While minimizing and eliminating sources of
medical error are critical to a sound healthcare system, denying
reimbursement to hospitals when they occur is punitive, and it begs
the question: who will pay for the resources needed to address the
errors?
Most likely, it will be the unfortunate patients
who suffer the consequences of these errors with hospital-acquired
infections, wrong-site surgeries, blood transfusion reactions,
fractures from falls, and burns and other types of injuries from
faulty hospital equipment and inadequate staffing.
This will lead to even more defensive healthcare
practices, another ramping up of litigation as patients attempt to
hold others accountable for the costs incurred due to errors, and
hospitals and physicians acting in increasingly adversarial
positions to patients so that blame doesn’t fall on them when the
musical chairs tune stops abruptly with patient errors.
The
Institute for Healthcare Improvement has worked diligently to
provide online, immediately accessible patient safety
resources for providers and for patients. It provides many ways
to network and to share
best practices, strategies to address barriers to patient
safety, and education to achieve better
patient outcomes.
The
Kaiser Network and
The Commonwealth Fund both address some of the many issues
around CMS participation and reimbursement.

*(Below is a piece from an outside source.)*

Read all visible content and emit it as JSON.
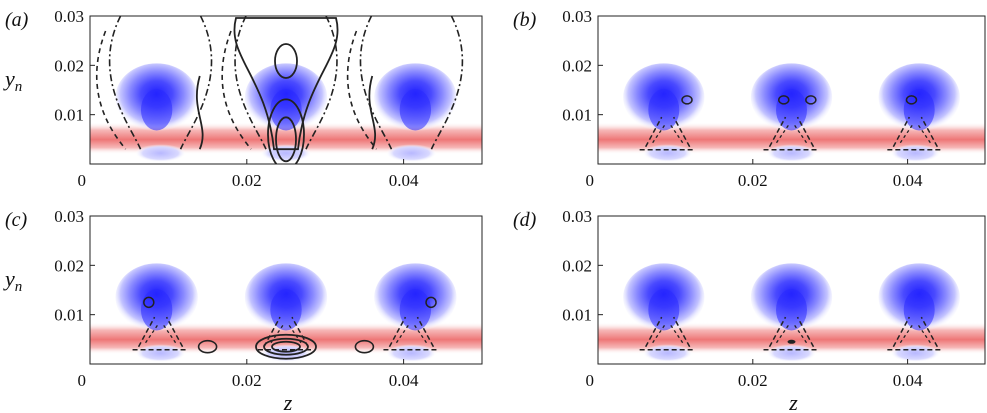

The drive to reduce and to eliminate the source
of healthcare errors is important and timely. But to tie denials of
reimbursement to it as a punitive measure is not going to achieve
the desired outcomes. Instead, hospitals will seek ways to target
affected patients and to assign responsibility for the errors to the
patients. Insurers will look to this as yet another way to deny
claims and to increase profit margins. Providers will have
incentives to drop patients who are higher risk for incurring
medical errors - those with complex chronic diseases requiring
repeated or prolonged hospital stays, those with compromised immune
systems, those with high risks for falls, those who questions their
providers’ actions, and those who are uninsured and who are
under-insured.
Instead, a much better way to reduce medical
errors and to increase reaching optimal patient outcomes is to
provide incentives to meet targets and goals. One way to accomplish
that is to reimburse on three levels: for patient outcomes which are
less than standard and expected patient outcomes at a lower level, a
standard level for patients outcomes which are in alignment with
expected outcomes, and a higher premium reimbursement rate for
patient outcomes that are better than expected. This would take into
account patient risk factors, co-morbidities and severity of case
indexing.
Instead of providing providers for disincentives
for care, it would provide reimbursement based on groups of
patients. Instead of punishing already strapped not-for-profit
hospitals, it would provide for incentives for patient safety and
optimal patient outcomes. Instead of providing incentives to hide or
to attempt to shift causality for errors onto patients, it would
provide incentives for providers to reduce risk, reduce error and
heighten patient safety practices.
As the IHI practices demonstrate, it is much
easier for people who want to do the right thing to actually do it
when there is not fear of punishment, but rather there are
incentives and resources for achieving desired results. A regressive
reimbursement denial program does not meet the needs of patients or
providers.
It is important to create and sustain a culture
of transparency, of patient partnership and of a culture of patient
safety. The practice of defensive medicine, defensive nursing and
defensive hospital practices is not conducive to optimal patient
outcomes.
Medicare should choose an alternative
reimbursement mechanism which rewards meeting expected patient
outcomes while not denying reimbursement outright to providers for
services that they provide to patients who suffer medical errors.